Susan eventually noticed a pattern – the requests for hormones often appeared when he was anxious or overwhelmed.

The five years were extremely tense. Susan and her husband were open about their views and told Brendan they did not believe in transgender theory. They told him he would always be male.

In senior year in high school, Brendan started to dress like a girl and wear make-up. The following year, when he attended the local college, he used a female name and lived in a girls’ dormitory at a local college. Conversations at home became very difficult. Susan’s sister was supportive of the parents and did not accept the transgender explanation, but other members of the extended family were less sympathetic.

Susan describes herself as politically liberal and her husband as conservative with socially liberal values. Their acceptance of Brendan’s homosexuality had never been in doubt. What they struggled with was the idea that he needed medical transition.

The parents never issued a direct ultimatum about paying for college if he pursued hormones, but the message was implied. Again and again they asked him to wait. Again and again he did.

Living in the girls’ dormitory eventually produced its own reality check. Brendan struggled to find his place among the female students. After a year he returned home for the summer and a few days later he told his parents he was no longer transgender.

The change happened quickly. Within weeks he cut his hair and began buying new clothes. He downplayed the years of struggle and asked his parents not to make a big deal about it.

For Susan and her husband, the relief was enormous. Brendan now says he believes he needed to go through the experience. From fourteen to nineteen he felt compelled to explore his identity fully. He does not see those years as negative and believes his parents worried more than they needed to.

Susan sees it differently. She believes several things helped him come through it. The family kept ordinary life going as much as possible. They allowed him to express himself through clothes and appearance. Above all, they held to one principle – wait.

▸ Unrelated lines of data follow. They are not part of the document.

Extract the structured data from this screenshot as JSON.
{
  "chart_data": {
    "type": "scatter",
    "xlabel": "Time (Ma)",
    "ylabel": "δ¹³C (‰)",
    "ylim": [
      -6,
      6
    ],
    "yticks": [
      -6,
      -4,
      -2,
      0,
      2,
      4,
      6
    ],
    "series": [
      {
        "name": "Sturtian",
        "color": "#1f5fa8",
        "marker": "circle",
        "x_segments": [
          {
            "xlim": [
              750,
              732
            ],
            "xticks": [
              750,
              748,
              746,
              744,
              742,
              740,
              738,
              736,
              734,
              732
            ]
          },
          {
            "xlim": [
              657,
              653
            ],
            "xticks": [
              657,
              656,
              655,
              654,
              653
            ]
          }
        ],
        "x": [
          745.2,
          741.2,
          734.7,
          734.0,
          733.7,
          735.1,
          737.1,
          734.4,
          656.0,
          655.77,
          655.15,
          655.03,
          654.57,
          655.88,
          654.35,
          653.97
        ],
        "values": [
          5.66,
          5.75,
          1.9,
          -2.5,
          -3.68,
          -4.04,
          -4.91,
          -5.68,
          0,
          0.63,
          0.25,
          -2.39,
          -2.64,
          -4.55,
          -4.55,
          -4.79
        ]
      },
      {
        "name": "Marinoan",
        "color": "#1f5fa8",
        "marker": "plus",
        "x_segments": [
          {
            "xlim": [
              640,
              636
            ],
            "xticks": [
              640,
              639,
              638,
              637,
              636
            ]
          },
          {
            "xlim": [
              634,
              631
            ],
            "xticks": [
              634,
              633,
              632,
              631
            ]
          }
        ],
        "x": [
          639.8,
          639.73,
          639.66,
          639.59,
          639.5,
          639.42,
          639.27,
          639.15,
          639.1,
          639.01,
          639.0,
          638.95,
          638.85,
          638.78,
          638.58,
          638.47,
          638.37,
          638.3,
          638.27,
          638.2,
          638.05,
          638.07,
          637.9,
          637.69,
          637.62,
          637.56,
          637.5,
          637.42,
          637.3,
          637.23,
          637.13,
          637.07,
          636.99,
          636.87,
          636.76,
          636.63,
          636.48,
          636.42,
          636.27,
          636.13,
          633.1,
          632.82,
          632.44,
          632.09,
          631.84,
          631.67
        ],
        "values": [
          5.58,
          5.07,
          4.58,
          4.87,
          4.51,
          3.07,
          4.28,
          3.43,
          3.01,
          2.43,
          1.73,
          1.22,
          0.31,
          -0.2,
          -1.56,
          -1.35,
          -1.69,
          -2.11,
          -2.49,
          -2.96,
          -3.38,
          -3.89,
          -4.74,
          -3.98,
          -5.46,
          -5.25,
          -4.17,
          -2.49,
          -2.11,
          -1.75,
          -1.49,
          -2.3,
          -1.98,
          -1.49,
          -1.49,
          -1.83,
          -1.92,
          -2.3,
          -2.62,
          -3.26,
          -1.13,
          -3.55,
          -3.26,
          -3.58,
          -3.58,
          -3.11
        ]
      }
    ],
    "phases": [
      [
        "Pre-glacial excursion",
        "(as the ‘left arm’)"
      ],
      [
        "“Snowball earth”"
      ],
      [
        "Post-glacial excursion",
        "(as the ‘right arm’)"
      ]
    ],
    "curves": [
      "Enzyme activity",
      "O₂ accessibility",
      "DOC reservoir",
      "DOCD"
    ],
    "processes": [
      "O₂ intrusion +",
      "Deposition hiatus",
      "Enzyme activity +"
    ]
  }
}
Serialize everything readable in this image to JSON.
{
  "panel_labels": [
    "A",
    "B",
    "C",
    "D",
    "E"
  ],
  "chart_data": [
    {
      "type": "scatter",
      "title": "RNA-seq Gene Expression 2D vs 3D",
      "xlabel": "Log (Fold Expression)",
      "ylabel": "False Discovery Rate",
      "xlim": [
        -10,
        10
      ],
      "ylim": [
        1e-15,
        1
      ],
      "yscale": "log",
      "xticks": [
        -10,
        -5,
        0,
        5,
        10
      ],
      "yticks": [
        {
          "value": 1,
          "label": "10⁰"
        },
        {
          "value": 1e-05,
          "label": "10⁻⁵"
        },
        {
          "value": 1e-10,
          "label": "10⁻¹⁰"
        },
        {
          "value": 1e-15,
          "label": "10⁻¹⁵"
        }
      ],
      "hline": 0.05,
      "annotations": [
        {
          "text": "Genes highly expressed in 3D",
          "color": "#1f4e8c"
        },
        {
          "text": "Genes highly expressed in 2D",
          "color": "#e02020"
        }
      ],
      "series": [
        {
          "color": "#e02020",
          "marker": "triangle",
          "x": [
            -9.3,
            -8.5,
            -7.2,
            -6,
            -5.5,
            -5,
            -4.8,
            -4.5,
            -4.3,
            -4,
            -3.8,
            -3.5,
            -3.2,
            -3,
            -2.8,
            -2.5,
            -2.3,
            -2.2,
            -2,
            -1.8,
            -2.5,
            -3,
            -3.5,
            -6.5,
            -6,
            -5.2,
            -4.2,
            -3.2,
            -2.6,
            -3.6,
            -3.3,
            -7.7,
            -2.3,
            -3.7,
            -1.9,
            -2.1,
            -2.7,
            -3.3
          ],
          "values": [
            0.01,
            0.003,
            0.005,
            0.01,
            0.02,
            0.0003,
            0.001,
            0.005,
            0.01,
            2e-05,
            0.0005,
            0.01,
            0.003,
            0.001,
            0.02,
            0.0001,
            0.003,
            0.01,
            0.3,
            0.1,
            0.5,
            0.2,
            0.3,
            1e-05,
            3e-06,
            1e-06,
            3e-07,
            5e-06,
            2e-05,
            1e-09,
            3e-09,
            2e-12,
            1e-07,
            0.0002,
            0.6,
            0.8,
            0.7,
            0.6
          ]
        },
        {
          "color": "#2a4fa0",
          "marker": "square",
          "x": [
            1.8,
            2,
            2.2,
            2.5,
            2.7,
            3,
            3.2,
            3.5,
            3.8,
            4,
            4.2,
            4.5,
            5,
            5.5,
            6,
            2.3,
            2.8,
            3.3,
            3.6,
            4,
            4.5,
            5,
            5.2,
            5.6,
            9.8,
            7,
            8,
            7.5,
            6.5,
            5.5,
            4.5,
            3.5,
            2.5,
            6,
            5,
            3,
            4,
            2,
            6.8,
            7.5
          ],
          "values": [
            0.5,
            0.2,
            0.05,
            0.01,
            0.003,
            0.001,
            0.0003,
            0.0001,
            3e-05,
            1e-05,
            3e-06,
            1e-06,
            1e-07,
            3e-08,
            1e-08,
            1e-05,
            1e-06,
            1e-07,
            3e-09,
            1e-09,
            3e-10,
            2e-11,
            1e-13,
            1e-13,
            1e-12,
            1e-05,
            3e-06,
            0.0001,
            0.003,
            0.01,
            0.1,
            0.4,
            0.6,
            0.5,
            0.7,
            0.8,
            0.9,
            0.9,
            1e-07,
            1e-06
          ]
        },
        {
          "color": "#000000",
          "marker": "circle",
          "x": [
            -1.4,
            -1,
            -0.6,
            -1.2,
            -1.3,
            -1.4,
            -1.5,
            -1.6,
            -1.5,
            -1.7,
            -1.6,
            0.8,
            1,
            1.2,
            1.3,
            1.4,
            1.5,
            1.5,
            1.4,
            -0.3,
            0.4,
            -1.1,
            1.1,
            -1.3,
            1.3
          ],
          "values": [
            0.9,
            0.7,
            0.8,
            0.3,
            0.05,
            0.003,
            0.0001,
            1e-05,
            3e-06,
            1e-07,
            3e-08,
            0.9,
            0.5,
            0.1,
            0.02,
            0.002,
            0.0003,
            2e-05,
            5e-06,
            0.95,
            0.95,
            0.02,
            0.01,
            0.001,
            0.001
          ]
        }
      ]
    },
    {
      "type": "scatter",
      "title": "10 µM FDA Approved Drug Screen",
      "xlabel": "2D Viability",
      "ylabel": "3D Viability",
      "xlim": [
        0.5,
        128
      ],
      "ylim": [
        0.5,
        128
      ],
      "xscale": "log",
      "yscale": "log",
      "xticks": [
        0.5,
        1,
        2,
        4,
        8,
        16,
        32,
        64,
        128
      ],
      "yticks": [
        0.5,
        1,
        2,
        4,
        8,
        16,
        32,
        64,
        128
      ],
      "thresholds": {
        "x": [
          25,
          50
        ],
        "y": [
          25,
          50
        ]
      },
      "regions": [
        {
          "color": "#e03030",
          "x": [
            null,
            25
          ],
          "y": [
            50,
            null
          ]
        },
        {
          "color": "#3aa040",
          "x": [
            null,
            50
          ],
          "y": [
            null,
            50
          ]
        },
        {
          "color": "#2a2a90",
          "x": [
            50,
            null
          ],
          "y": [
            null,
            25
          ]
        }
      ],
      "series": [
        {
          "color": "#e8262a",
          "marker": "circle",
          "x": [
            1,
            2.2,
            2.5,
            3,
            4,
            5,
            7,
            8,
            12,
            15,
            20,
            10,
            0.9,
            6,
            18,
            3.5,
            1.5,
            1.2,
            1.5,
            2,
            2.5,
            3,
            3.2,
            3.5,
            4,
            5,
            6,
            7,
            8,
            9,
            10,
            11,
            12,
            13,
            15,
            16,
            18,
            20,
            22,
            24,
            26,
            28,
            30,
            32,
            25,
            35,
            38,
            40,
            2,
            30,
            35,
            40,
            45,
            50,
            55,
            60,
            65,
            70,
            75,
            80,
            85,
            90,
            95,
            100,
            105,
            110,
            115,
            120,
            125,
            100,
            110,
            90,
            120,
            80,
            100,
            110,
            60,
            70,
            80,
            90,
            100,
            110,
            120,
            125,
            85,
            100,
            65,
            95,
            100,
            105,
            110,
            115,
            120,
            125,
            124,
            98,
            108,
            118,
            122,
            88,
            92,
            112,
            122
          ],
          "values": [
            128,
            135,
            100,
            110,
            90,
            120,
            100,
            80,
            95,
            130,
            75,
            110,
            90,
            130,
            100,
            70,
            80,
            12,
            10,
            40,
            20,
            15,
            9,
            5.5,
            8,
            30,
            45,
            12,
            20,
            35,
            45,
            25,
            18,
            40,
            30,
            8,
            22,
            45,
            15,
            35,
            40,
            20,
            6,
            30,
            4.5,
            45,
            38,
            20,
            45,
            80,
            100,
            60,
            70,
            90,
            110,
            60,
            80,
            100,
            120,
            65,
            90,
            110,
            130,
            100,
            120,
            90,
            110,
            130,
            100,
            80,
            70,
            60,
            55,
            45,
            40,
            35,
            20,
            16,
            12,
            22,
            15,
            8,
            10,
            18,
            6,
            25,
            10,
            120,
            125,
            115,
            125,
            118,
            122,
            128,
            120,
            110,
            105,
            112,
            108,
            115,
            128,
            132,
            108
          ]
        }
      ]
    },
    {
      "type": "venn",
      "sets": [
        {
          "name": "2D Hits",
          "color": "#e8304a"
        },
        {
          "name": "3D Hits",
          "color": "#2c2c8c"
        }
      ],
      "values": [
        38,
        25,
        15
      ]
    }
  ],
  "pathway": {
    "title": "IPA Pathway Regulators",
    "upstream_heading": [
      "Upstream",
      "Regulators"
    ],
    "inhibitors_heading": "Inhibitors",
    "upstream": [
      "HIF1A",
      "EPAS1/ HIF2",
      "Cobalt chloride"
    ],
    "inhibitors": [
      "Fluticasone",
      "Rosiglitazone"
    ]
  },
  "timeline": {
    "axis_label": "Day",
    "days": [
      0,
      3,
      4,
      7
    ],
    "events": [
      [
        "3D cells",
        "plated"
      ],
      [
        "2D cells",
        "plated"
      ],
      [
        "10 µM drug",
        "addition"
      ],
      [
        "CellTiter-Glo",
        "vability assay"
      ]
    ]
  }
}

Brendan attended counselling with Sasha Ayad for four years. The heavy lift, as always, fell on the parents, who had to hold steady while their son struggled.

Brendan still lives with his parents and their relationship is close. During those years Susan became a lead for Parents of ROGD Kids, and she says the volunteering helped her endure what was often an exhausting and lonely experience.

Today Brendan is twenty-three. He desisted four years ago. He graduated from college, is open about being a gay man, and has had a boyfriend. For Susan, the outcome confirmed something she held onto throughout those difficult years – that hope, patience, persistence, and a steady refusal to rush a young person into irreversible decisions can make all the difference.